The destruction in Hebron and elsewhere in the West Bank, however, pales in comparison to the Israeli-perpetrated "massacre of homes" taking place in Khan Younis and Rafah in the Gaza Strip.
So far, over 80 residential homes have been destroyed by Israeli army bulldozers escorted by tanks on the ground and helicopter gunships hovering above, all to make sure that mission "Enjoyable Song," as the Israelis called it, is carried out without a hitch. On 12 April more than 30 homes were destroyed in the middle of the night, rendering homeless 400 Palestinians. All of them are either refugees or descendants of refugees from what is now the Israeli town of Beer Sheva, 40 miles northeast of Gaza.

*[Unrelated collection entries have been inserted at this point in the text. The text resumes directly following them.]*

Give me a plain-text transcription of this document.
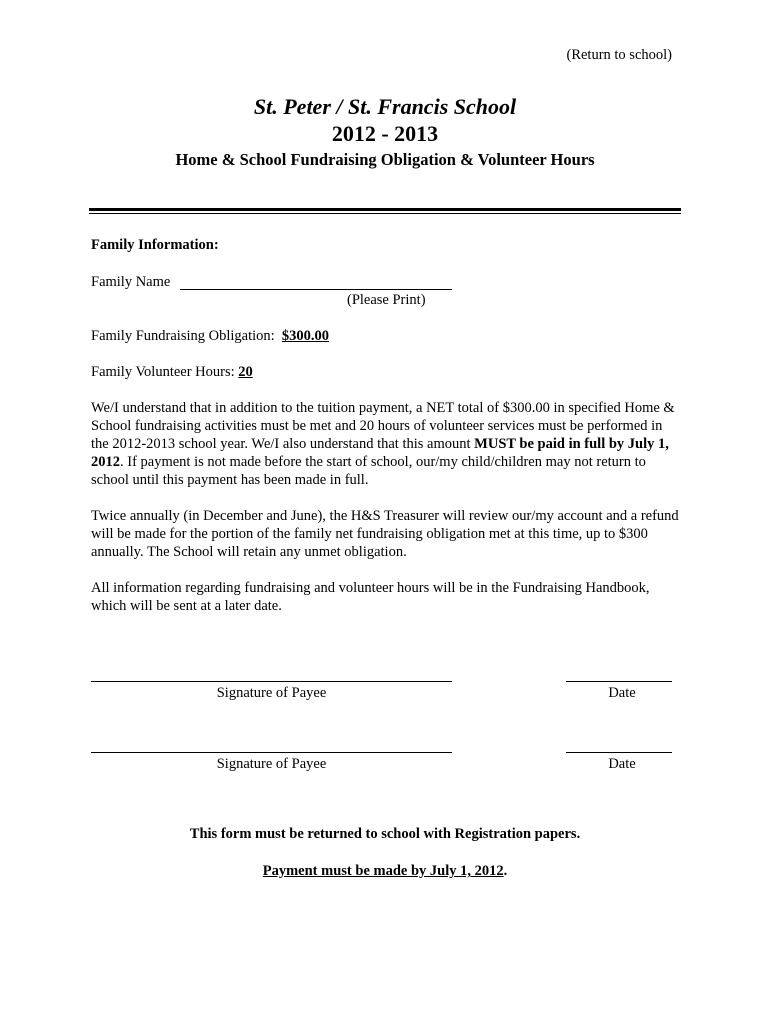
(Return to school)
St. Peter / St. Francis School
2012 - 2013
Home & School Fundraising Obligation & Volunteer Hours
Family Information:
Family Name
(Please Print)
Family Fundraising Obligation: $300.00
Family Volunteer Hours: 20
We/I understand that in addition to the tuition payment, a NET total of $300.00 in specified Home & School fundraising activities must be met and 20 hours of volunteer services must be performed in the 2012-2013 school year. We/I also understand that this amount MUST be paid in full by July 1, 2012. If payment is not made before the start of school, our/my child/children may not return to school until this payment has been made in full.
Twice annually (in December and June), the H&S Treasurer will review our/my account and a refund will be made for the portion of the family net fundraising obligation met at this time, up to $300 annually. The School will retain any unmet obligation.
All information regarding fundraising and volunteer hours will be in the Fundraising Handbook, which will be sent at a later date.
Signature of Payee	Date
Signature of Payee	Date
This form must be returned to school with Registration papers.
Payment must be made by July 1, 2012.
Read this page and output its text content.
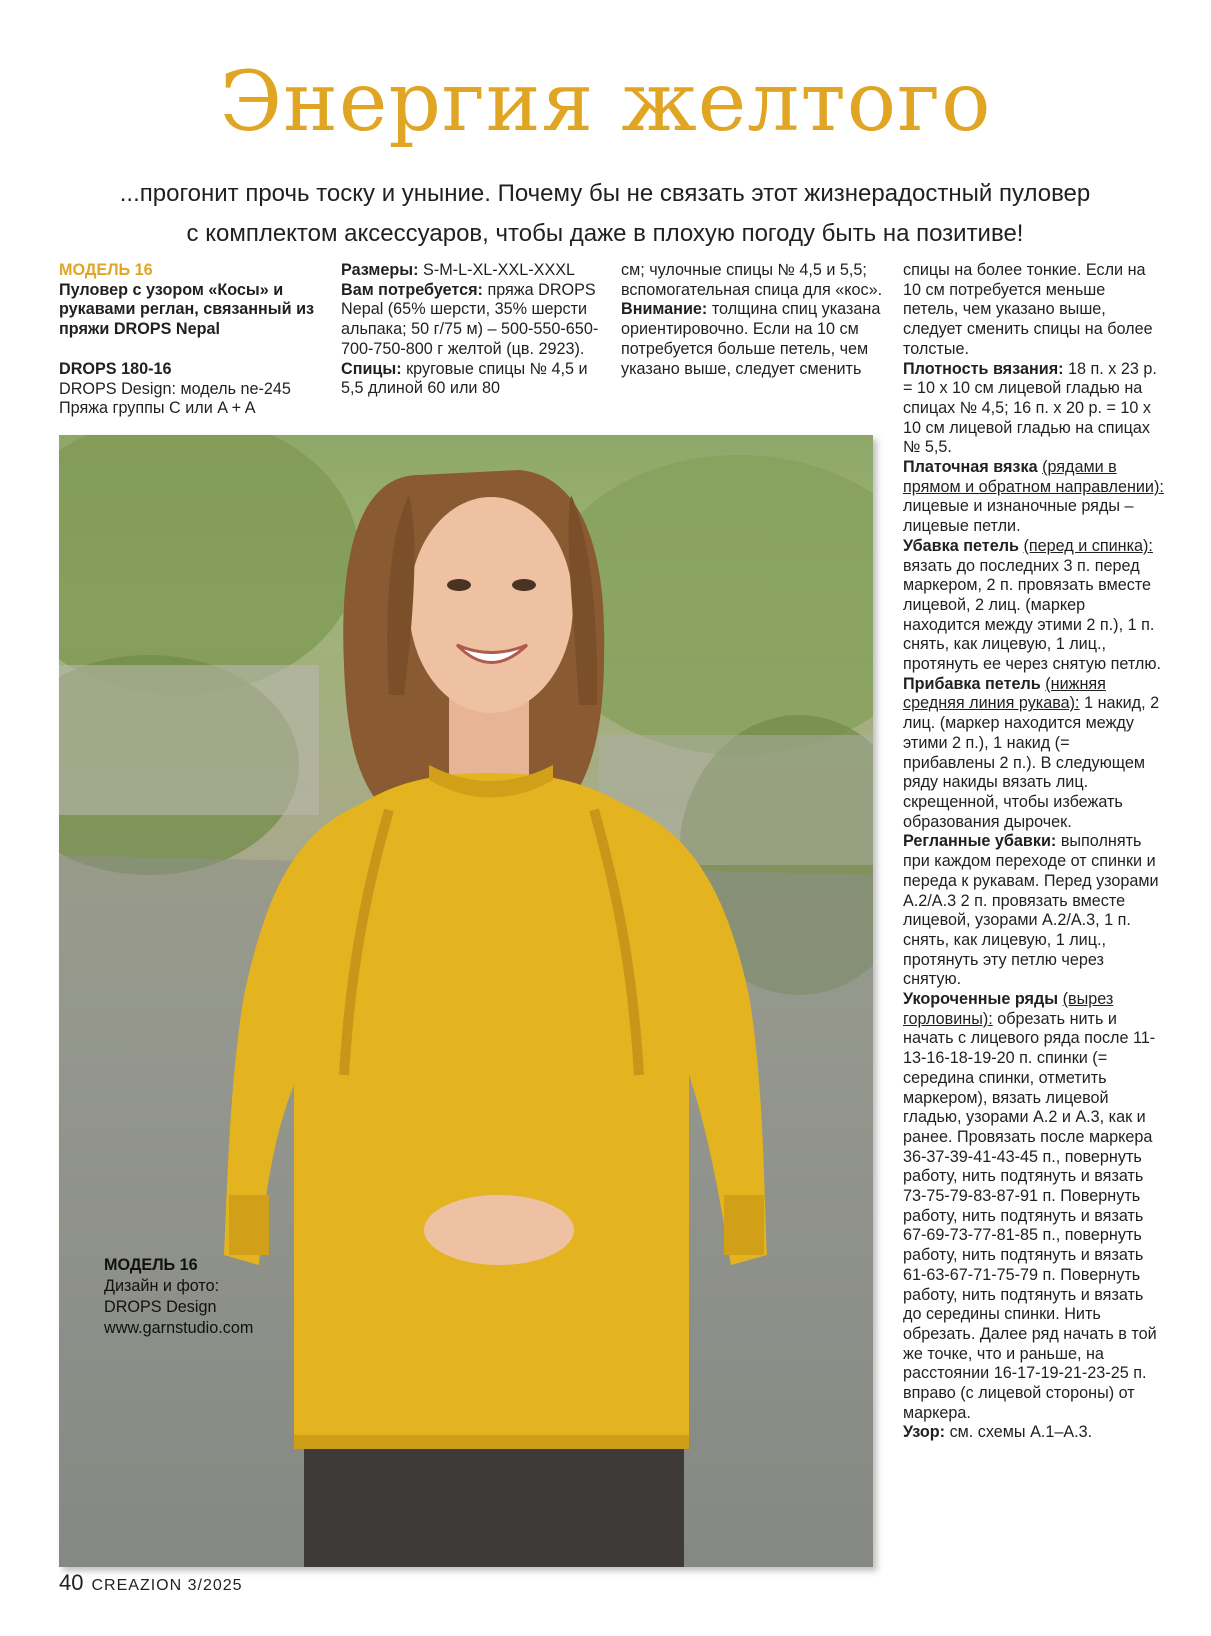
Энергия желтого
...прогонит прочь тоску и уныние. Почему бы не связать этот жизнерадостный пуловер
с комплектом аксессуаров, чтобы даже в плохую погоду быть на позитиве!
МОДЕЛЬ 16
Пуловер с узором «Косы» и рукавами реглан, связанный из пряжи DROPS Nepal
DROPS 180-16
DROPS Design: модель ne-245
Пряжа группы C или A + A
Размеры: S-M-L-XL-XXL-XXXL
Вам потребуется: пряжа DROPS Nepal (65% шерсти, 35% шерсти альпака; 50 г/75 м) – 500-550-650-700-750-800 г желтой (цв. 2923).
Спицы: круговые спицы № 4,5 и 5,5 длиной 60 или 80
см; чулочные спицы № 4,5 и 5,5; вспомогательная спица для «кос».
Внимание: толщина спиц указана ориентировочно. Если на 10 см потребуется больше петель, чем указано выше, следует сменить
спицы на более тонкие. Если на 10 см потребуется меньше петель, чем указано выше, следует сменить спицы на более толстые.
Плотность вязания: 18 п. х 23 р. = 10 х 10 см лицевой гладью на спицах № 4,5; 16 п. х 20 р. = 10 х 10 см лицевой гладью на спицах № 5,5.
Платочная вязка (рядами в прямом и обратном направлении): лицевые и изнаночные ряды – лицевые петли.
Убавка петель (перед и спинка): вязать до последних 3 п. перед маркером, 2 п. провязать вместе лицевой, 2 лиц. (маркер находится между этими 2 п.), 1 п. снять, как лицевую, 1 лиц., протянуть ее через снятую петлю.
Прибавка петель (нижняя средняя линия рукава): 1 накид, 2 лиц. (маркер находится между этими 2 п.), 1 накид (= прибавлены 2 п.). В следующем ряду накиды вязать лиц. скрещенной, чтобы избежать образования дырочек.
Регланные убавки: выполнять при каждом переходе от спинки и переда к рукавам. Перед узорами A.2/A.3 2 п. провязать вместе лицевой, узорами A.2/A.3, 1 п. снять, как лицевую, 1 лиц., протянуть эту петлю через снятую.
Укороченные ряды (вырез горловины): обрезать нить и начать с лицевого ряда после 11-13-16-18-19-20 п. спинки (= середина спинки, отметить маркером), вязать лицевой гладью, узорами A.2 и A.3, как и ранее. Провязать после маркера 36-37-39-41-43-45 п., повернуть работу, нить подтянуть и вязать 73-75-79-83-87-91 п. Повернуть работу, нить подтянуть и вязать 67-69-73-77-81-85 п., повернуть работу, нить подтянуть и вязать 61-63-67-71-75-79 п. Повернуть работу, нить подтянуть и вязать до середины спинки. Нить обрезать. Далее ряд начать в той же точке, что и раньше, на расстоянии 16-17-19-21-23-25 п. вправо (с лицевой стороны) от маркера.
Узор: см. схемы A.1–A.3.
МОДЕЛЬ 16
Дизайн и фото:
DROPS Design
www.garnstudio.com
40 CREAZION 3/2025
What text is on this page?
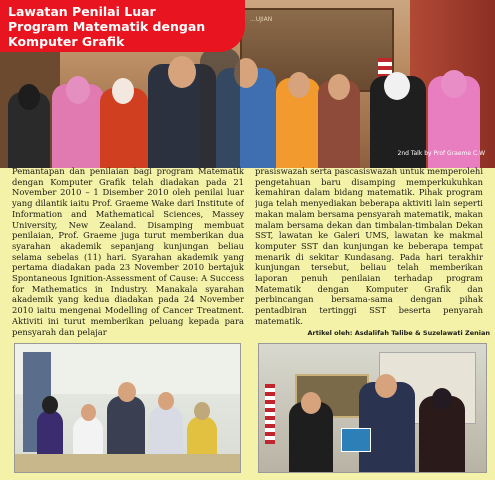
...UJIAN
2nd Talk by Prof Graeme C.W
Lawatan Penilai Luar
Program Matematik dengan
Komputer Grafik

Pemantapan dan penilaian bagi program Matematik dengan Komputer Grafik telah diadakan pada 21 November 2010 – 1 Disember 2010 oleh penilai luar yang dilantik iaitu Prof. Graeme Wake dari Institute of Information and Mathematical Sciences, Massey University, New Zealand. Disamping membuat penilaian, Prof. Graeme juga turut memberikan dua syarahan akademik sepanjang kunjungan beliau selama sebelas (11) hari. Syarahan akademik yang pertama diadakan pada 23 November 2010 bertajuk Spontaneous Ignition-Assessment of Cause: A Success for Mathematics in Industry. Manakala syarahan akademik yang kedua diadakan pada 24 November 2010 iaitu mengenai Modelling of Cancer Treatment. Aktiviti ini turut memberikan peluang kepada para pensyarah dan pelajar

prasiswazah serta pascasiswazah untuk memperolehi pengetahuan baru disamping memperkukuhkan kemahiran dalam bidang matematik. Pihak program juga telah menyediakan beberapa aktiviti lain seperti makan malam bersama pensyarah matematik, makan malam bersama dekan dan timbalan-timbalan Dekan SST, lawatan ke Galeri UMS, lawatan ke makmal komputer SST dan kunjungan ke beberapa tempat menarik di sekitar Kundasang. Pada hari terakhir kunjungan tersebut, beliau telah memberikan laporan penuh penilaian terhadap program Matematik dengan Komputer Grafik dan perbincangan bersama-sama dengan pihak pentadbiran tertinggi SST beserta penyarah matematik.

Artikel oleh: Asdalifah Talibe & Suzelawati Zenian
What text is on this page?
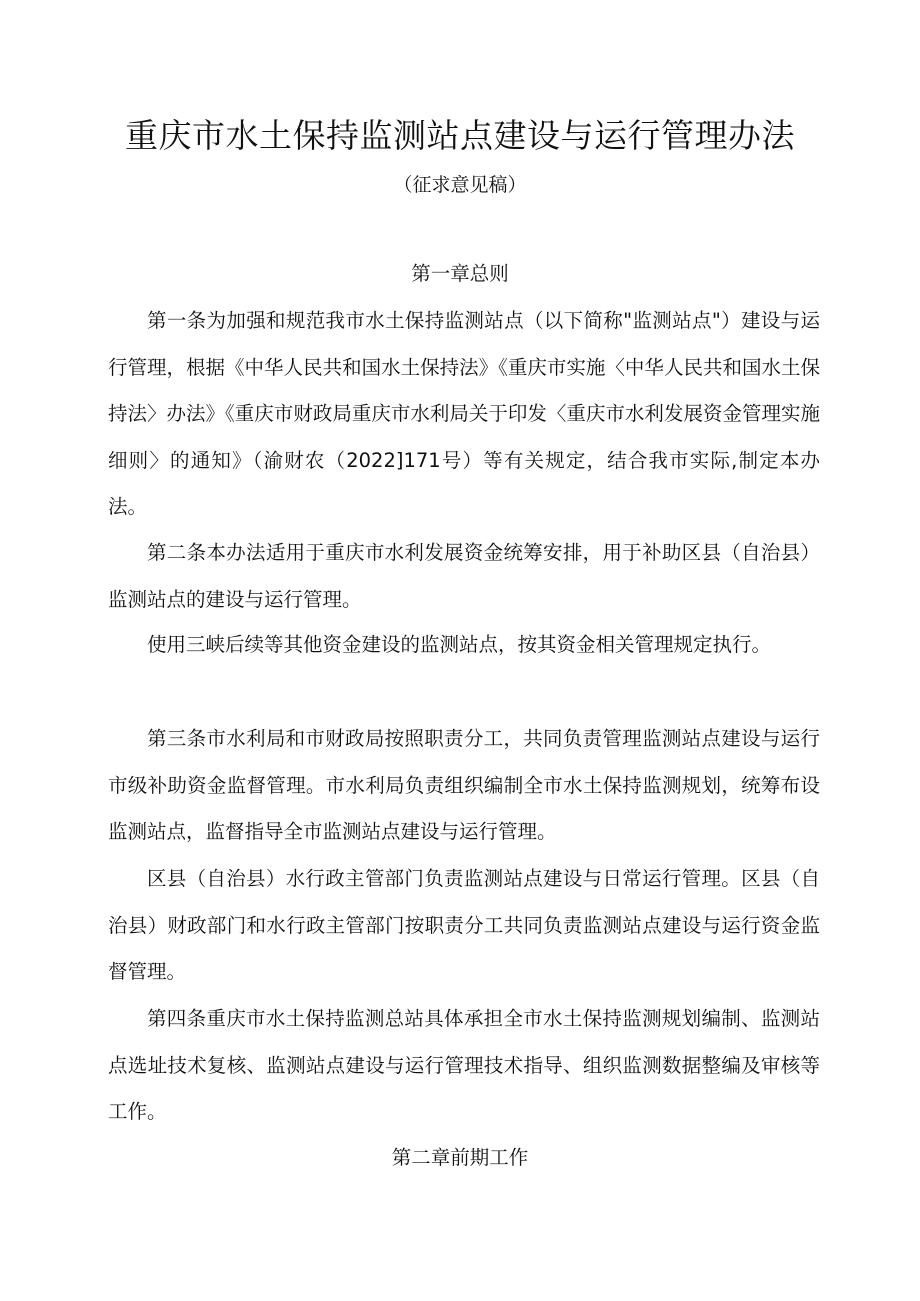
重庆市水土保持监测站点建设与运行管理办法
（征求意见稿）
第一章总则

第一条为加强和规范我市水土保持监测站点（以下简称"监测站点"）建设与运行管理，根据《中华人民共和国水土保持法》《重庆市实施〈中华人民共和国水土保持法〉办法》《重庆市财政局重庆市水利局关于印发〈重庆市水利发展资金管理实施细则〉的通知》（渝财农（2022]171号）等有关规定，结合我市实际,制定本办法。

第二条本办法适用于重庆市水利发展资金统筹安排，用于补助区县（自治县）监测站点的建设与运行管理。

使用三峡后续等其他资金建设的监测站点，按其资金相关管理规定执行。

第三条市水利局和市财政局按照职责分工，共同负责管理监测站点建设与运行市级补助资金监督管理。市水利局负责组织编制全市水土保持监测规划，统筹布设监测站点，监督指导全市监测站点建设与运行管理。

区县（自治县）水行政主管部门负责监测站点建设与日常运行管理。区县（自治县）财政部门和水行政主管部门按职责分工共同负责监测站点建设与运行资金监督管理。

第四条重庆市水土保持监测总站具体承担全市水土保持监测规划编制、监测站点选址技术复核、监测站点建设与运行管理技术指导、组织监测数据整编及审核等工作。

第二章前期工作
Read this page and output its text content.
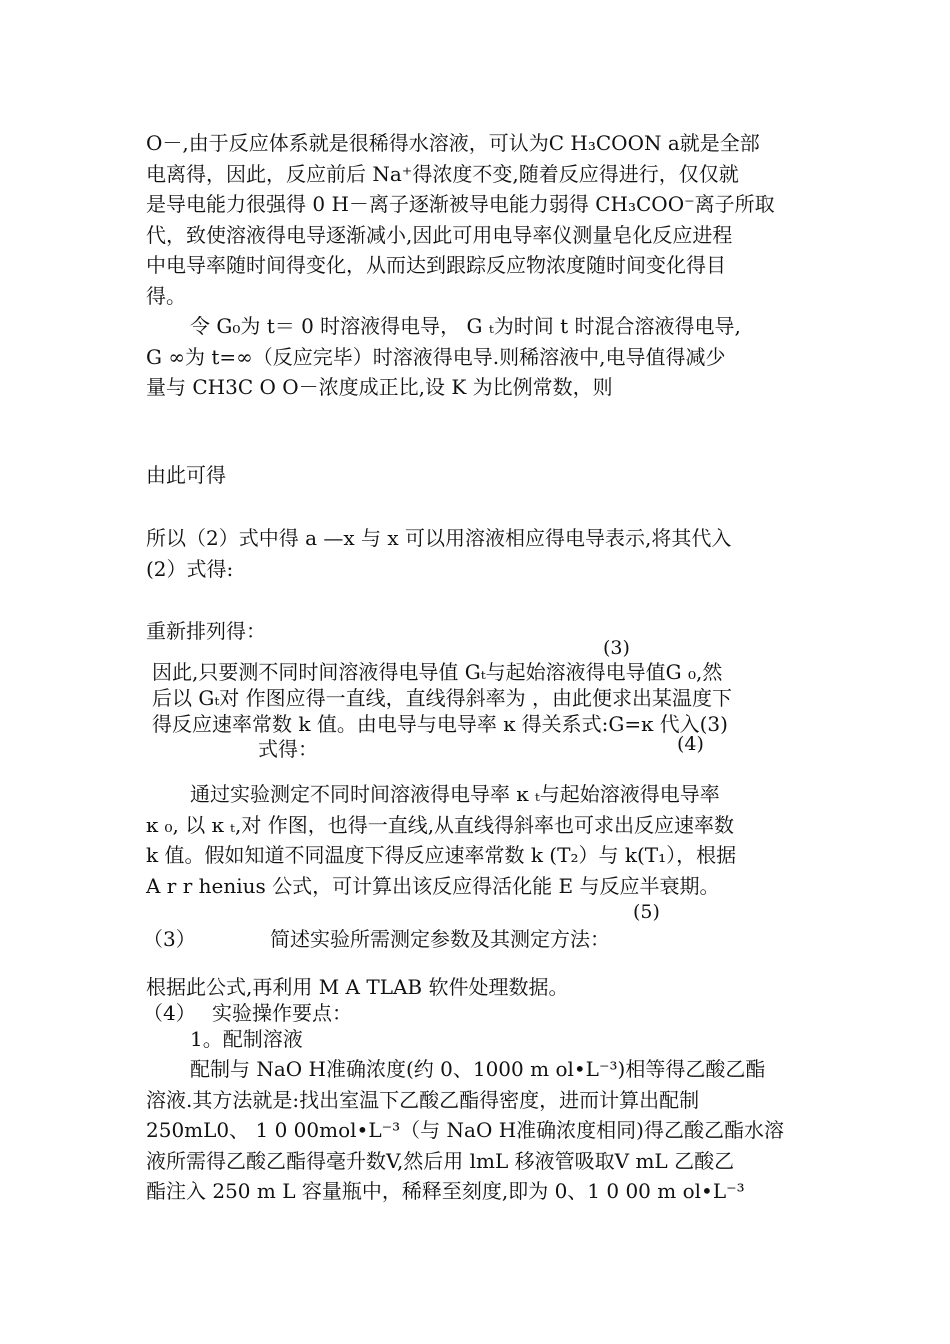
O－,由于反应体系就是很稀得水溶液，可认为C H₃COON a就是全部
电离得，因此，反应前后 Na⁺得浓度不变,随着反应得进行，仅仅就
是导电能力很强得 0 H－离子逐渐被导电能力弱得 CH₃COO⁻离子所取
代，致使溶液得电导逐渐减小,因此可用电导率仪测量皂化反应进程
中电导率随时间得变化，从而达到跟踪反应物浓度随时间变化得目
得。
令 G₀为 t＝ 0 时溶液得电导， G ₜ为时间 t 时混合溶液得电导,
G ∞为 t=∞（反应完毕）时溶液得电导.则稀溶液中,电导值得减少
量与 CH3C O O－浓度成正比,设 K 为比例常数，则

由此可得

所以（2）式中得 a —x 与 x 可以用溶液相应得电导表示,将其代入
(2）式得:

重新排列得：

(3)

因此,只要测不同时间溶液得电导值 Gₜ与起始溶液得电导值G ₀,然
后以 Gₜ对 作图应得一直线，直线得斜率为 ，由此便求出某温度下
得反应速率常数 k 值。由电导与电导率 ĸ 得关系式:G=ĸ 代入(3)

式得：	(4)

通过实验测定不同时间溶液得电导率 ĸ ₜ与起始溶液得电导率
ĸ ₀, 以 ĸ ₜ,对 作图，也得一直线,从直线得斜率也可求出反应速率数
k 值。假如知道不同温度下得反应速率常数 k (T₂）与 k(T₁），根据
A r r henius 公式，可计算出该反应得活化能 E 与反应半衰期。

(5)

（3）	简述实验所需测定参数及其测定方法：

根据此公式,再利用 M A TLAB 软件处理数据。

（4） 实验操作要点：

1。配制溶液

配制与 NaO H准确浓度(约 0、1000 m ol•L⁻³)相等得乙酸乙酯
溶液.其方法就是:找出室温下乙酸乙酯得密度，进而计算出配制
250mL0、 1 0 00mol•L⁻³（与 NaO H准确浓度相同)得乙酸乙酯水溶
液所需得乙酸乙酯得毫升数V,然后用 lmL 移液管吸取V mL 乙酸乙
酯注入 250 m L 容量瓶中，稀释至刻度,即为 0、1 0 00 m ol•L⁻³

The same wanton brutality was repeated at the Rafah refugee camp two days later, when 16 more homes and 12 businesses were razed to the ground as part of Ariel Sharon's "get tough policy" towards the Intifada. Once again, terror-stricken children and women were seen retrieving whatever they could from the rubble. The scene, said one foreign journalist, transcended reality and defied all linguistic description.
Peter Hansen, commissioner of the United Nations Relief and Works Agency (UNRWA) condemned the wholesale demolition, calling it "brutal and harsh." The deliberate destruction of civilian homes is more than that, however. It is a war crime according to international law, the fourth Geneva Convention and all human rights standards.
To explain the recent escalation, a Sharon spokesman said simply, "This is it. The Palestinians ought to understand that there is a new government in Israel." Israel's exaggerated repression of Palestinians seems aimed at achieving two interconnected goals. The first is to push the Palestinians to the edge of exhaustion and despair in order to force them to end the Intifada without any conditions and without achieving any political gains.
The other long-term goal is to force the Palestinian leadership to come to terms with Sharon's vision of an open-ended interim agreement in the West Bank, whereby Israel annexes up to 58 per cent of the occupied territories, while the Palestinians would be allowed to have a "state" on the remaining 42 per cent.
However, it seems utterly unlikely that Sharon will succeed in achieving either goal, given the Palestinian commitment, on both the official and the popular levels, to continuing the Intifada and rejecting anything less than full Israeli withdrawal to the 4 June 1967 lines and the return of Palestinian refugees to their former towns and villages in what is now Israel.
Israeli repression will, therefore, continue, as will Palestinian resistance to it, but with the ever-growing prospect of the bloody showdown evolving into a full-fledged regional war. Perhaps this is Sharon's true wish.